Lipstick is fun to wear because it instantly makes any beauty look or outfit pop—but one little smudge and that color rubs right off onto whatever (or whoever) you just rubbed shoulders with. One thing to remember about lipsticks: They're oil-based, so you have to work quickly to remove them. According to House Cleaning Central, here's how to ensure you'll rid the stain for good:
Step 1: Place the item stain-down on a paper towel or other fabric you wouldn't mind transferring the stain onto.
Step 2: Dab a pre-treater (like dishwashing soap or another pre-treater you'd use in the laundry) over the back of the stained area, and with another paper towel, apply pressure onto the garment and press down.
Step 3: Keep changing out the paper towel so that new traces of the lipstick will be removed.
Step 4: Toss into the wash after you see that the stain is gone. (Don't throw into the dryer until you see the stain has been fully removed; otherwise, you'll set the stain.)
Oil and grease are a home cook's arch nemeses. To fight back when a simple apron just won't cut it, begin by pre-treat grease and oil stains with dish soap. This video shows you how, step-by-step:
Step 1: Take a toothbrush and dab it into the dishwashing liquid you already have in your kitchen.
Step 2: Scrub the toothbrush onto each stain in circular motions to break up the grease and oil.
Step 3. Throw the garment into the washing machine at the highest temp stated on the garment's label or as you normally would. When the cycle is up, the stain should be vanished.

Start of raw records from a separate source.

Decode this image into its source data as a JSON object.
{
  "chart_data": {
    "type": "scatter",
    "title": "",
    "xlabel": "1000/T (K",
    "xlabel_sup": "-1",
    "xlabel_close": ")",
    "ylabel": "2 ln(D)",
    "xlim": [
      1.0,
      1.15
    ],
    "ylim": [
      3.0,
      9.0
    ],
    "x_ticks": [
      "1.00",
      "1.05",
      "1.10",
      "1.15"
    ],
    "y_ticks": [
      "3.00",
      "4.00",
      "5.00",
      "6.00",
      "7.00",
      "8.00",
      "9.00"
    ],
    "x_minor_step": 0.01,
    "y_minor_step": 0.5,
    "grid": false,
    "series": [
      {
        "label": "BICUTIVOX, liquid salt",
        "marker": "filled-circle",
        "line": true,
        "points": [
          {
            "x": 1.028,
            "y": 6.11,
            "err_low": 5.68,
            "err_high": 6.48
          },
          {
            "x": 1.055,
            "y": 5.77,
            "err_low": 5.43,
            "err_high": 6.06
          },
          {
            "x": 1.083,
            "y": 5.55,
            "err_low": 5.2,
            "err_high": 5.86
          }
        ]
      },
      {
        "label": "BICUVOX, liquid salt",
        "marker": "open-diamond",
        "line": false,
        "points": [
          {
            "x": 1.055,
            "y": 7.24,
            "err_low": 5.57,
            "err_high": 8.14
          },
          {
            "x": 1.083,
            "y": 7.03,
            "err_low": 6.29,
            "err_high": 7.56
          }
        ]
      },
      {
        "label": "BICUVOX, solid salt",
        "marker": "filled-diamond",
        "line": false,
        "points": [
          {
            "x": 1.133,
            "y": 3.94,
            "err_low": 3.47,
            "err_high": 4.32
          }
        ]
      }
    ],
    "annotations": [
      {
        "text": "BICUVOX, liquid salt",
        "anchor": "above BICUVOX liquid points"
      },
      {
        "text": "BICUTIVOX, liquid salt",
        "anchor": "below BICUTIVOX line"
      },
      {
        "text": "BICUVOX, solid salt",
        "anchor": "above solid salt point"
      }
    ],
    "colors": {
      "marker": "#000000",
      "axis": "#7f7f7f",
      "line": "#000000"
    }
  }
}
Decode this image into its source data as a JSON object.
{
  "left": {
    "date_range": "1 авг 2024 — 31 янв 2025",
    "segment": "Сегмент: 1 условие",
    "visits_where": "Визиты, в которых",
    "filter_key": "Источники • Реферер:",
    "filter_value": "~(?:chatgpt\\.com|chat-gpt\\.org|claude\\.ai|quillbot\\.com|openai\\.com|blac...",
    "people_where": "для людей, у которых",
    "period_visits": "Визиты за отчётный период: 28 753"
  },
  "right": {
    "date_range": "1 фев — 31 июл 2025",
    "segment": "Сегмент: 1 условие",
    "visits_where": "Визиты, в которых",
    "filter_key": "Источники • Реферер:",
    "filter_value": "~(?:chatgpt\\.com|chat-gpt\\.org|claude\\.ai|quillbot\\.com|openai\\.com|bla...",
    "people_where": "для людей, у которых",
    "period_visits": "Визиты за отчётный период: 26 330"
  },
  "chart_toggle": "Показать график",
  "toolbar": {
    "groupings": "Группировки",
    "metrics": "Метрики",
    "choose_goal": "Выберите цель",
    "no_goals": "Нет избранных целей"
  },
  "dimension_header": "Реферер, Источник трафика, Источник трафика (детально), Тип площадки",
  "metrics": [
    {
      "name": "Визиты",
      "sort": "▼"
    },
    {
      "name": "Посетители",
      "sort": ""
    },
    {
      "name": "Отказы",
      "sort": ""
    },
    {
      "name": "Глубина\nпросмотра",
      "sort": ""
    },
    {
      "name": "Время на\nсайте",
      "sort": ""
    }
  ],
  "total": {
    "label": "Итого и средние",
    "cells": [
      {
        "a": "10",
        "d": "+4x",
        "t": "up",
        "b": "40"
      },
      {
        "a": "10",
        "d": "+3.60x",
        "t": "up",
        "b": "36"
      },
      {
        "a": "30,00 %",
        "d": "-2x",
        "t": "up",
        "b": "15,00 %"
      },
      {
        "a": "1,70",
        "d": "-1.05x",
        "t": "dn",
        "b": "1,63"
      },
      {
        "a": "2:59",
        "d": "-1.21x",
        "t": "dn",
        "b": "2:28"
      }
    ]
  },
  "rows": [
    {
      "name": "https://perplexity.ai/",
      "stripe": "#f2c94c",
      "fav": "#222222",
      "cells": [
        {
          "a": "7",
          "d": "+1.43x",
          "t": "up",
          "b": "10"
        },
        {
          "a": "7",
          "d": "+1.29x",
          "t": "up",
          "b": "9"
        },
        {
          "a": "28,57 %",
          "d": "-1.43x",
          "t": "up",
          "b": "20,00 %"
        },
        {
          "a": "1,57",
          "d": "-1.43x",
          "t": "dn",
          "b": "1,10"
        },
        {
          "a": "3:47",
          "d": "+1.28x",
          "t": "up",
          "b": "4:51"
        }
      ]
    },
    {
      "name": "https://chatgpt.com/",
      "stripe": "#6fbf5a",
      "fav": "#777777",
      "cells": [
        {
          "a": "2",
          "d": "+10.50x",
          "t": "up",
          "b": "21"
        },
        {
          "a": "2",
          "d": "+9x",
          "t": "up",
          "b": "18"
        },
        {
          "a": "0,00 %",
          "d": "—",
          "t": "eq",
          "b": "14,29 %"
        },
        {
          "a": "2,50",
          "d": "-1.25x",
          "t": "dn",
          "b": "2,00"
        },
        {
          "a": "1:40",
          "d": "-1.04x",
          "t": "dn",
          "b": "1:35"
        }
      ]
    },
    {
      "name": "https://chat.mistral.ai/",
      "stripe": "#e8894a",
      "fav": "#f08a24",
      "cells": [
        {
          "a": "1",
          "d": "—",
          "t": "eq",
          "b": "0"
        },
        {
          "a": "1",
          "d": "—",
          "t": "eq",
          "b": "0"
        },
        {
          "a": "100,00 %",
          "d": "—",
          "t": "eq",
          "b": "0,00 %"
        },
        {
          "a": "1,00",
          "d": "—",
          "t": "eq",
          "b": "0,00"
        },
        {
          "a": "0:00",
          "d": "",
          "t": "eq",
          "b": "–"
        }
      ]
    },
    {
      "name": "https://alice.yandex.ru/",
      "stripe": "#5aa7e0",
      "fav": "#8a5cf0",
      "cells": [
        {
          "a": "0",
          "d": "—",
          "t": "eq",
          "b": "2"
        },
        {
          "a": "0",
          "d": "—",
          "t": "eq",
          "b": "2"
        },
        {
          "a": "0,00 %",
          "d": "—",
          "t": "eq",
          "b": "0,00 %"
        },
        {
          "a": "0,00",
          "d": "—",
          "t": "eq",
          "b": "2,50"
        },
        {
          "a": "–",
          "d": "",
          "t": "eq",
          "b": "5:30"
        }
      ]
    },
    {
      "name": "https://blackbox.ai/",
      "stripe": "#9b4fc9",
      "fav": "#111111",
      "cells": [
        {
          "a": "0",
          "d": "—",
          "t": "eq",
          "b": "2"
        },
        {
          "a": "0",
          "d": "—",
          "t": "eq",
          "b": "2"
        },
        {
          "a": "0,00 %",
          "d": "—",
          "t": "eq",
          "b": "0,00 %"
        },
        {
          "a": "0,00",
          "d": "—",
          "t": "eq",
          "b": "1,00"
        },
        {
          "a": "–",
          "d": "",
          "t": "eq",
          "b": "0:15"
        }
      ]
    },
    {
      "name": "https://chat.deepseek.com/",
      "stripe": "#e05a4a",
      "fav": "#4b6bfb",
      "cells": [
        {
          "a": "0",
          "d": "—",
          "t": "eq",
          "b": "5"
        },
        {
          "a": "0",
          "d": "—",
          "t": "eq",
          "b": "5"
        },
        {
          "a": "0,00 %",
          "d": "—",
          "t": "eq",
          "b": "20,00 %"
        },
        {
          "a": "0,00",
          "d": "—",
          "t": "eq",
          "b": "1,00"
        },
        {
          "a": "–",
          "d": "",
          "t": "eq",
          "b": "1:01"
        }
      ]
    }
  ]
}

Many of us stay away from red wine because we are deathly afraid of spilling it—not only on ourselves but on our hosts' white carpet, white couch, white cat, etc. But according to Real Simple, there are a few steps you can take to remove the inevitable red wine stain that burdens us all:
Step 1: Blot the stain with a damp cloth—again, do not rub; this will only make the stain worse.
Step 2: Pull the fabric to make it taut and so that only the side of the fabric with the stain is shown (placing fabric over a large bowl and using a rubber band to hold in place works well, too).
Step 3: Sprinkle a generous amount of salt onto the stain so that the damp fabric absorbs it.
Step 4: Pour boiling water about 8 inches over the stain (the perfect height to flush out stains, apparently) to rinse off the salt.
Step 5: Wash the garment in your washing machine on the hottest setting. Repeat until you don't see the stain anymore. Again—like with lipstick stains—don't throw it into the dryer until you see that the stain is fully gone.
While summer has us wearing some seriously chic frocks, we're also seriously sweating. And to put it bluntly, none of us are completely immune to the sweat stains that accumulate on our underarms when wearing white tops—no matter how much deodorant or antiperspirant we use. With some help from PopSugar, it's super easy to get yellowish underarm areas looking fresh again:
Step 1: Soak your top in one part vinegar to two parts warm water for 20 minutes.
Step 2: Create a paste by mixing ½ cup baking soda, 1 tablespoon salt and 1 tablespoon hydrogen peroxide.
Step 3: Lay your top that was soaking on a towel-covered flat surface and coat the stains with the paste-like mixture. Let this sit for 20 minutes.
Step 4: Wash your top with the rest of your whites, and it'll be good as new.